Le Canada doit traiter la consommation d'opioïdes comme un problème de santé et non comme une affaire criminelle English
L'Association canadienne pour la santé mentale demande des soins plutôt que des mesures correctives pour désamorcer la crise des opioïdes.
TORONTO, le 17 avril 2018 /CNW/ - Selon un nouveau document d'orientation nationale diffusé aujourd'hui par l'Association canadienne pour la santé mentale (ACSM), la décriminalisation est un élément clé pour contrer la crise des opioïdes qui tue actuellement des milliers de personnes. Le document, élaboré par une équipe pancanadienne d'experts en santé mentale et en recherche, en réponse au nombre croissant de méfaits associés aux opioïdes, recommande une approche de santé publique audacieuse et efficace pour désamorcer la crise, une approche axée sur les soins plutôt que sur les mesures correctives.
« La criminalisation des personnes qui consomment des drogues favorise un climat dans lequel elles ne se sentent pas à l'aise de faire appel à des services salutaires d'intervention et de traitement, et elle marginalise d'autant plus les personnes vivant dans la pauvreté ou qui sont défavorisées sur le plan social », affirme Patrick Smith, docteur en psychologie clinique et directeur général national de l'ACSM. « La guerre antidrogue ne donne aucun résultat : le moment est venu de déposer les armes et de commencer à aider les gens. »
Dans le cadre de ses dix recommandations fondées sur les données probantes, l'ACSM recommande la décriminalisation de toutes les substances illicites destinées à un usage personnel en ayant comme objectif d'assurer l'intégration des lois canadiennes sur les drogues à la santé publique. La décriminalisation, différente en soi de la légalisation, signifie que la possession, l'usage et l'achat de drogues ne seraient plus considérés comme des infractions criminelles; toutefois, l'approvisionnement en drogues ainsi que la production et la vente de drogues demeureraient des infractions criminelles.

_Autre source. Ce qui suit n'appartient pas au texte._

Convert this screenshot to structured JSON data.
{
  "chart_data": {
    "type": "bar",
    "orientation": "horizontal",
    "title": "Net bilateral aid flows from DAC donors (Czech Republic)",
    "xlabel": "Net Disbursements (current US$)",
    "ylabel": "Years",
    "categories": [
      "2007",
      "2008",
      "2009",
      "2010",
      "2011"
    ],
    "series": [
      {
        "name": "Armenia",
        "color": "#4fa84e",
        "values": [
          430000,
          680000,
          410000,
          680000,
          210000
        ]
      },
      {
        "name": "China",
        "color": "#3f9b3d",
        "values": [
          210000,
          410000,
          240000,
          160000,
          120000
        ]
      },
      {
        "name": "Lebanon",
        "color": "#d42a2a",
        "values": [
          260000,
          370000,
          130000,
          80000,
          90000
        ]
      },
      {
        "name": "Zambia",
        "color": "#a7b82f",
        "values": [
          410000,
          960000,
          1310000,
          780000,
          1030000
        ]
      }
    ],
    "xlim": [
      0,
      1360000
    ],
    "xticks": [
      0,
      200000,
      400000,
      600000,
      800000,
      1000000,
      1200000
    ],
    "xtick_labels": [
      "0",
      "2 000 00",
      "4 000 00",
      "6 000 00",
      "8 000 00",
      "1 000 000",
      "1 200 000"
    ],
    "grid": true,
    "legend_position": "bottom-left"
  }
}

Le modèle portugais, selon lequel les substances psychoactives destinées à un usage personnel ont été décriminalisées en 2001, a permis d'accroître de 60 % l'accès au traitement au cours de la première décennie. En 2015, le Portugal a également réduit de 60 % le nombre d'arrestations et d'incarcérations pour des infractions relatives aux drogues.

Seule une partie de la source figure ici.